Dans une tribune publiée ce dimanche, plus de 600 élus locaux, dont les maires de Lyon et Paris, ou encore Marine Tondelier, demandent l’adoption d’une loi intégrale et plus de moyens pour lutter contre les violences sexistes et sexuelles.
Alors que la mort de la jeune Lyhanna en mai dernier a remis en lumière le manque de moyens alloués à la lutte contre les violences sexistes et sexuelles et que la classe politique lyonnaise a été secouée par la plainte pour viol déposée contre Roman Abreu, ex-conseiller de Jean-Michel Aulas, plus de 600 élus locaux "s’engagent pour une loi intégrale" dans une tribune publiée ce dimanche 12 juillet chez nos confrères de La Tribune Dimanche. Parmi eux, le maire de Lyon, Grégory Doucet, le maire de Paris, Emmanuel Grégoire, la patronne des Écologistes Marine Tondelier ou le communiste Fabien Roussel.

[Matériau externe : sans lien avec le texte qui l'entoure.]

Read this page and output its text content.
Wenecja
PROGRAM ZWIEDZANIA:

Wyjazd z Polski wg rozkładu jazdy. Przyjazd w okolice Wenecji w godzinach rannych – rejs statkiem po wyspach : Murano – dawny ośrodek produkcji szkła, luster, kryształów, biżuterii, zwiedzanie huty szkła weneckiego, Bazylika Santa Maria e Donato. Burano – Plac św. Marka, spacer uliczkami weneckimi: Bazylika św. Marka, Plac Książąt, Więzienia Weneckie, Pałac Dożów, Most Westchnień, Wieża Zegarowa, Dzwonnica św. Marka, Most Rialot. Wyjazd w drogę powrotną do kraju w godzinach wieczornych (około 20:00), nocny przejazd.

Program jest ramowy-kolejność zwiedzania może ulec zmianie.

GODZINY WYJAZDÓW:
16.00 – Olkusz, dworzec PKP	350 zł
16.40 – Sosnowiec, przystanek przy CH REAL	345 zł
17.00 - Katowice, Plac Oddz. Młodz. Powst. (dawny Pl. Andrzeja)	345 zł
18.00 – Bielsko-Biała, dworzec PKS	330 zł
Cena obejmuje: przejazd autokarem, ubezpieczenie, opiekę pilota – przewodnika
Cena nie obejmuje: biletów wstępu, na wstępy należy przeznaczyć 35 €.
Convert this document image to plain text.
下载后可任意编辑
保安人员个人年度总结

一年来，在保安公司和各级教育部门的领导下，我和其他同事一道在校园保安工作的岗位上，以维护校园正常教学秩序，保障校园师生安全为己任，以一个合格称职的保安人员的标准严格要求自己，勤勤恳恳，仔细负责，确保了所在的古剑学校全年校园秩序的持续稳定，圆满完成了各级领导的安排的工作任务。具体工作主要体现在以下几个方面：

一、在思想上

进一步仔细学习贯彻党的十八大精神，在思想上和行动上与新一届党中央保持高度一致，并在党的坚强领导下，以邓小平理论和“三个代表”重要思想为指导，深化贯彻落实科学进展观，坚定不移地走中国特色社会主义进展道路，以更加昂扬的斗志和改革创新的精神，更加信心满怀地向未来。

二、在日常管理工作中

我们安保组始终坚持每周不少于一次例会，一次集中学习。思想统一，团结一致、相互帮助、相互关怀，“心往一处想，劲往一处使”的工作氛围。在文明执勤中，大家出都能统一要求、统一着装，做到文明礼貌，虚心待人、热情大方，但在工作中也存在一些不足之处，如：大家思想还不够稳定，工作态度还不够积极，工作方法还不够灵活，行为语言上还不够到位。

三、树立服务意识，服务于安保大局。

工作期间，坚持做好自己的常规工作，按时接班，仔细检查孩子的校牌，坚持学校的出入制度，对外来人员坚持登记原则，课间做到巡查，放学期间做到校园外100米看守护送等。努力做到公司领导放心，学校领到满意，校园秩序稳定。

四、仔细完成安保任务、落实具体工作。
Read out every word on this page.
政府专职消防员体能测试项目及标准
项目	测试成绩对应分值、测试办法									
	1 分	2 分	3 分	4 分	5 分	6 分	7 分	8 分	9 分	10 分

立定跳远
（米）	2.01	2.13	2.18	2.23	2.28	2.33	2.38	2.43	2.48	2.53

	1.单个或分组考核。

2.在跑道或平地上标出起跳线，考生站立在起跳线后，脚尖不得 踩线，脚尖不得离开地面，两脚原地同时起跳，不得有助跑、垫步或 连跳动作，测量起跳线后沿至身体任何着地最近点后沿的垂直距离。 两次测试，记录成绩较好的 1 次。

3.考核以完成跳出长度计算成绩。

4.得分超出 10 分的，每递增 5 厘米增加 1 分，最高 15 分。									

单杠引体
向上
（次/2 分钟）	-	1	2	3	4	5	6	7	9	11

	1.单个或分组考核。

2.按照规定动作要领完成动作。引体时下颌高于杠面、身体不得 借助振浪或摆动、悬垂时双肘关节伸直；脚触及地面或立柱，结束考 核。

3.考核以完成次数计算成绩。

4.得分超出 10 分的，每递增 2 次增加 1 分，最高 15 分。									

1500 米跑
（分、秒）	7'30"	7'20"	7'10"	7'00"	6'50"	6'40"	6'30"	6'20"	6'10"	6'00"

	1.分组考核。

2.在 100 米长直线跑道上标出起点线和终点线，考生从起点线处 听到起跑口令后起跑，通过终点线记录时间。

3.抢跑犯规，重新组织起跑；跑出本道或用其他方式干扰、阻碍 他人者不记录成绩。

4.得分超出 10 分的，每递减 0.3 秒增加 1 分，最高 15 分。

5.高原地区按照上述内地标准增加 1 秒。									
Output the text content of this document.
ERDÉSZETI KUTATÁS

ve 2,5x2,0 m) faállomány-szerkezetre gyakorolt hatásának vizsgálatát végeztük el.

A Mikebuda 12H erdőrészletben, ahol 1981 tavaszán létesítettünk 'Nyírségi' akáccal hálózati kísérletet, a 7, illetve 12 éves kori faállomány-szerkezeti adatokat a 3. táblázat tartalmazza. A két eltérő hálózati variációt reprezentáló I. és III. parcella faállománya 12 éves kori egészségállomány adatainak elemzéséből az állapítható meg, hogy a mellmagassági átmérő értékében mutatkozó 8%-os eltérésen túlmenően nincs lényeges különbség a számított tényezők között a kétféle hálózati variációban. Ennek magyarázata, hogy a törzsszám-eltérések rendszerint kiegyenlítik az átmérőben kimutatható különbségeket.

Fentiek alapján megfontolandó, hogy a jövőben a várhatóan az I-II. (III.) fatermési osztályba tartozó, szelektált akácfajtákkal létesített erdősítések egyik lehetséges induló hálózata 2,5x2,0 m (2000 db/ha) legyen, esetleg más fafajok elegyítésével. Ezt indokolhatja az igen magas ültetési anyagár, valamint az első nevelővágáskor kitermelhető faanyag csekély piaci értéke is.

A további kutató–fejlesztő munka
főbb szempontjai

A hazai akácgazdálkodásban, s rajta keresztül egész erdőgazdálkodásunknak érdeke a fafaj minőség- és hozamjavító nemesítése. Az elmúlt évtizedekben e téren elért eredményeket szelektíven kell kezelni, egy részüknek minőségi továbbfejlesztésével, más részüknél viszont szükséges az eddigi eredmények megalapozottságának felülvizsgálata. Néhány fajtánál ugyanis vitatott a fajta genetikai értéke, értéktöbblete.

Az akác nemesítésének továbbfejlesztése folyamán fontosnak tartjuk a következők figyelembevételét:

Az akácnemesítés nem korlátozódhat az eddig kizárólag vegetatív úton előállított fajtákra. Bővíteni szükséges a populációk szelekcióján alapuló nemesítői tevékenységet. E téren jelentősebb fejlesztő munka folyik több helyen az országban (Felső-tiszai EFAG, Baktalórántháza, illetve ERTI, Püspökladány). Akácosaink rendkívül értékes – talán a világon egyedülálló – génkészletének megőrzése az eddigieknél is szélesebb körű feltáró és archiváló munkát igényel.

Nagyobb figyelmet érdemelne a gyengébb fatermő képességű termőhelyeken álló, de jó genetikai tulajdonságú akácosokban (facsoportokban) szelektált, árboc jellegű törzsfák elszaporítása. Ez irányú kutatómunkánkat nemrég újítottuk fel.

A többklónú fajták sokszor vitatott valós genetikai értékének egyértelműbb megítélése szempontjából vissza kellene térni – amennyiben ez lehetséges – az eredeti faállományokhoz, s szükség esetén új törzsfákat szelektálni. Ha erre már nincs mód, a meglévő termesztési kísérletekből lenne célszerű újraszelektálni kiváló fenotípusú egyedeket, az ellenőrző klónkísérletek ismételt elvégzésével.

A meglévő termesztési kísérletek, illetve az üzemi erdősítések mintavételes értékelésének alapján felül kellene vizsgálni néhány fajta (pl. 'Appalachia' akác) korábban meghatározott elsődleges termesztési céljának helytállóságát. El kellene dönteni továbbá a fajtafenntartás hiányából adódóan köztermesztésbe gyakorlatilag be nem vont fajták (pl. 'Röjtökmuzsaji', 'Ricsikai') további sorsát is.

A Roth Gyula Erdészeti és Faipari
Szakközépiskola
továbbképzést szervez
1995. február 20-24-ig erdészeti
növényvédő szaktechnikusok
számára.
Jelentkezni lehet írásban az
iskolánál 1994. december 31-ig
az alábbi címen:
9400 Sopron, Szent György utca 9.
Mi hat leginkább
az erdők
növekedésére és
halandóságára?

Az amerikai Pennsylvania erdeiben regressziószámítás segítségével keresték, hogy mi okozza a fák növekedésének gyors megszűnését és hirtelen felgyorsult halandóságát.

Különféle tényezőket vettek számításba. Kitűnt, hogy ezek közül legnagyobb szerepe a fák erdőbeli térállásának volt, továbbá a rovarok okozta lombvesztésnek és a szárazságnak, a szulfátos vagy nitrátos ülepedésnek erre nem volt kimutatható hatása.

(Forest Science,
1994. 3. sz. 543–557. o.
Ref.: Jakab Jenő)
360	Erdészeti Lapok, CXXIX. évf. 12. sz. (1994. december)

"Dans les foyers, les écoles, les clubs de sport, les structures culturelles ou l’espace public, les violences sexuelles s’inscrivent dans un continuum qui traverse tous nos territoires. Élus de grandes métropoles, villes, villages, zones rurales et territoires ultra-marins, aucun territoire n’est épargné. Face à ce phénomène massif, structurel et systémique, la réponse publique demeure trop fragmentée et insuffisamment dotée", écrivent ainsi les élus en préambule, apportant dans le même temps leur "soutien" à la proposition de loi intégrale contre les violences sexuelles et sexistes. Les signataires interpellent notamment le Gouvernement et le Parlement, leur demandant d’inscrire cette proposition de loi "en priorité" à l’agenda parlementaire "afin qu’elle soit examinée et votée dans son intégralité en octobre 2026, conformément à l’engagement pris par le Premier ministre le 23 juin."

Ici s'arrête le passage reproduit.